Extended Data Fig. 7. Evaluation based on genes per cell and cell clusters.

(a) Distribution of expression diversity (effective number of genes expressed per cell out of 37 total; y axis) in snRNA-Seq, or based on recovered expression levels using autoencoding or segmentation-based decompression (x axis). Mini boxplots depict median (center dots), inner quartiles (upper and lower bounds of box for 25^th and 75^th percentile), and 1.5x quartile range (minima and maxima of whiskers). (b) Correspondence (Pearson’s correlation of mean gene expression; color bar) between cell clusters from snRNA-Seq (rows) and those found from post hoc segmentation of images recovered using the autoencoding algorithm (columns). One marker gene for each cluster is indicated.

Extended Data Fig. 8. CISI recapitulates clusters and conditional probabilities from scRNA-Seq.

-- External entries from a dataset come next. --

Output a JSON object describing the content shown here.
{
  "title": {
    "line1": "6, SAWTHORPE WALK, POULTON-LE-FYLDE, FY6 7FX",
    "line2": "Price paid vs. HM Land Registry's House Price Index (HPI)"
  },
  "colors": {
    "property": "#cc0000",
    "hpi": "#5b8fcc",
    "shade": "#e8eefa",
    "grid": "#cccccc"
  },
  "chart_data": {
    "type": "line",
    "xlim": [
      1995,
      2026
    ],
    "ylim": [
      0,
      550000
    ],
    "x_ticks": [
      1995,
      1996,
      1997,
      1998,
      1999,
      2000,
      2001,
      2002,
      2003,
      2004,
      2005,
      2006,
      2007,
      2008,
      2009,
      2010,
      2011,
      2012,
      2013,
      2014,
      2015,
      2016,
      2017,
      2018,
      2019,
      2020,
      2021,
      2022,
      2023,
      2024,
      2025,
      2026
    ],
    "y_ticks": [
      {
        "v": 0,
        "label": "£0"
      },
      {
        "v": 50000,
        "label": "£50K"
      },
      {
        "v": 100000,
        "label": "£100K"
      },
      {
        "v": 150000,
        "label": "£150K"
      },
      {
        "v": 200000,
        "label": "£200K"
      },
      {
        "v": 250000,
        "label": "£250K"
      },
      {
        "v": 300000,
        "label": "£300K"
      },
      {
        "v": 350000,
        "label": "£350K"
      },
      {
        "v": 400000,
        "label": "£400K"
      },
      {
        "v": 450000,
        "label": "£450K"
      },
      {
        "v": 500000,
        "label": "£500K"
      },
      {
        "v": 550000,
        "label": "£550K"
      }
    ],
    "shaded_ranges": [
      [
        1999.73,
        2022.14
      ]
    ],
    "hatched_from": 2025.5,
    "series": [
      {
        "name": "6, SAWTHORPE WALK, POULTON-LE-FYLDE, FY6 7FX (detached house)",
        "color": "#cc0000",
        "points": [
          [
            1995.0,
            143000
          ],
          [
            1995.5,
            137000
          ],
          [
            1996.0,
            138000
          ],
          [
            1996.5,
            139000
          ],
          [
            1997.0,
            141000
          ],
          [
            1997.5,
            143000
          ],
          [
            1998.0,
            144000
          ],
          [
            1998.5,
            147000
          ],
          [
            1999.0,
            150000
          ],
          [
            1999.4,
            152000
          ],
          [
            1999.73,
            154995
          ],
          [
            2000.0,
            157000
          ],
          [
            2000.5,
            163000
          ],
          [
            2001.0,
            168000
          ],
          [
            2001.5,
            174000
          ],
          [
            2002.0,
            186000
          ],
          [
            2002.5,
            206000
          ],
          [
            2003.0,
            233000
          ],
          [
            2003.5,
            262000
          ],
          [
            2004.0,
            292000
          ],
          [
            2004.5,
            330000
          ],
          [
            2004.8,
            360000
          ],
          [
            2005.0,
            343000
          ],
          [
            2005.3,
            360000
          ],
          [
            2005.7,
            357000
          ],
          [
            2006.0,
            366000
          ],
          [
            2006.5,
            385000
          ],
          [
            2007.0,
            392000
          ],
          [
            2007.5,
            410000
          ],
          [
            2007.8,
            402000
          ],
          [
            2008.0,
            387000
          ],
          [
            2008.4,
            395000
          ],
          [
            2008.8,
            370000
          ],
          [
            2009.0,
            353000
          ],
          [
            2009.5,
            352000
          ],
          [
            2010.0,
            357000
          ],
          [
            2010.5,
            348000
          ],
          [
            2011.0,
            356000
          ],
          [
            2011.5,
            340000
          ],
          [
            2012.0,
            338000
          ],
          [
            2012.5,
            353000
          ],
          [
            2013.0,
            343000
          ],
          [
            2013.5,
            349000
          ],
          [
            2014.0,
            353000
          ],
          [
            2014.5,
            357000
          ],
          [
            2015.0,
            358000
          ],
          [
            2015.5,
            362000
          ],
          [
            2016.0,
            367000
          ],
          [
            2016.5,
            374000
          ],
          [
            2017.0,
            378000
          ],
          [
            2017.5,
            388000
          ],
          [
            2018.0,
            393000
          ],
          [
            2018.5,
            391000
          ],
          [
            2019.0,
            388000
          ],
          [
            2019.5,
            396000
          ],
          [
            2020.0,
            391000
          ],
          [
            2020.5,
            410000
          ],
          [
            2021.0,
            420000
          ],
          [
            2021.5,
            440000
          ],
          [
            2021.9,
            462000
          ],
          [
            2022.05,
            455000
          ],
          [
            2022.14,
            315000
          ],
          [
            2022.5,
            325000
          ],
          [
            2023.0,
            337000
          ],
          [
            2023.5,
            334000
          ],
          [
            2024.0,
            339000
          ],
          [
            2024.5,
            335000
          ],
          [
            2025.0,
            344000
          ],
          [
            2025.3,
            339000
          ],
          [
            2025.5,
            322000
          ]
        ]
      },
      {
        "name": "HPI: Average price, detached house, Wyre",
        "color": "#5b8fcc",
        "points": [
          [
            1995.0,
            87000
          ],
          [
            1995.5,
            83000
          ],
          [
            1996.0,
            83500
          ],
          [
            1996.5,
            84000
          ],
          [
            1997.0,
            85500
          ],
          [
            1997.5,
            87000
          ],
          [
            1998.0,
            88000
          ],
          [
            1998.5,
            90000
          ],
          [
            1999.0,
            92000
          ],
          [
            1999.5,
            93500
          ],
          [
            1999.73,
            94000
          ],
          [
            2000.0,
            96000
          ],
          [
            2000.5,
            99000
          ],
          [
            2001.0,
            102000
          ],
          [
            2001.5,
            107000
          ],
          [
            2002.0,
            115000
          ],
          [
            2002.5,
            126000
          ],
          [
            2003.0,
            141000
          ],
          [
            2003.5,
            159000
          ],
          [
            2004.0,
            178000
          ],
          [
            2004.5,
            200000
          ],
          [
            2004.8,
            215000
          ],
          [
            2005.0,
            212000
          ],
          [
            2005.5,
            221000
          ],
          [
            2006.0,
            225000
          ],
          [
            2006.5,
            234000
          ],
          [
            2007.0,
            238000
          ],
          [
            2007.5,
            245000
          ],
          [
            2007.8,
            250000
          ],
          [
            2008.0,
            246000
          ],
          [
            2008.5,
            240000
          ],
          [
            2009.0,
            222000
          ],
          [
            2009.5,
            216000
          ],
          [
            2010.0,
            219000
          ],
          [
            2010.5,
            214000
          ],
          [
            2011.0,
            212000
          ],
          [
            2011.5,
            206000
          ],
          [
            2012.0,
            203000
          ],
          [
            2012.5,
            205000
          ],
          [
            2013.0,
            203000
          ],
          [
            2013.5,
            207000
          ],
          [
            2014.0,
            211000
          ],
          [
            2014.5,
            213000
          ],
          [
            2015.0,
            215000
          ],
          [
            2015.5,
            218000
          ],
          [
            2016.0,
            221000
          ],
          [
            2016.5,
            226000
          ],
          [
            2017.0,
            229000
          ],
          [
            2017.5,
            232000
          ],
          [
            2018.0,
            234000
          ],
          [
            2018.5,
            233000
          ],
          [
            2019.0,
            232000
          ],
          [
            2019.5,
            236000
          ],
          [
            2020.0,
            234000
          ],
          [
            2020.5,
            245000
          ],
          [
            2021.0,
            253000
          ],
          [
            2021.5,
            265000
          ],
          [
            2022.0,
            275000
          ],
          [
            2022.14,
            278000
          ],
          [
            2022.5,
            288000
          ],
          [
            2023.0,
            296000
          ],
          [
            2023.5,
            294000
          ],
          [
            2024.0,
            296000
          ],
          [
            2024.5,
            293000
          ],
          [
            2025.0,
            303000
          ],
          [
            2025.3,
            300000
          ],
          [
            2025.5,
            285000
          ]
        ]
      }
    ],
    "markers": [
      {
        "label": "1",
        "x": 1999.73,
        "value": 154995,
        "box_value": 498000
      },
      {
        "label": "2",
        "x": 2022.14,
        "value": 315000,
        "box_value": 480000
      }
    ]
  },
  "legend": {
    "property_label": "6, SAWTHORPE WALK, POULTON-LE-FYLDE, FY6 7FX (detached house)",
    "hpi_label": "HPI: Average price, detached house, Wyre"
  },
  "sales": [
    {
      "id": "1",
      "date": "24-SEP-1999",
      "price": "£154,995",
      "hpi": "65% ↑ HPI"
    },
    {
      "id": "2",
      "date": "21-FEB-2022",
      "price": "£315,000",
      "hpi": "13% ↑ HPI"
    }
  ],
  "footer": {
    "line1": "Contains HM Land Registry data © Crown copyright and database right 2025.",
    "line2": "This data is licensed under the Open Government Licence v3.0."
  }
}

(a,b) Consistent identification of cell type specific gene programs in scRNA-Seq and CISI. The correlation coefficient (colorbar) between pairs of genes (row and column labels) in scRNA-Seq (a) and decompressed CISI measurements (b). Rows and columns are clustered. Gene clusters of cell type specific markers are labeled by the respective cell type. (c,d) Consistent cell type expression patterns for IEGs in scRNA-Seq is CISI. Conditional probability (colorbars) of IEGs (columns) in cells that express a given gene (rows) in scRNA-Seq (c) and decompressed CISI (d) data.

Extended Data Fig. 9. Gene-level correlation with validation measurements.

For each gene (individual dots) validated in each tissue (colors) the correlation across all segmented cells (y-axis) between values recovered by CISI and directly measured values is plotted vs the average expression level (TPM) in cells expressing the gene in scRNA-Seq (x-axis, left), or the percentage of cells expressing the gene (x-axis, right). Individual data points labeled by gene are provided in Supplementary Table 10.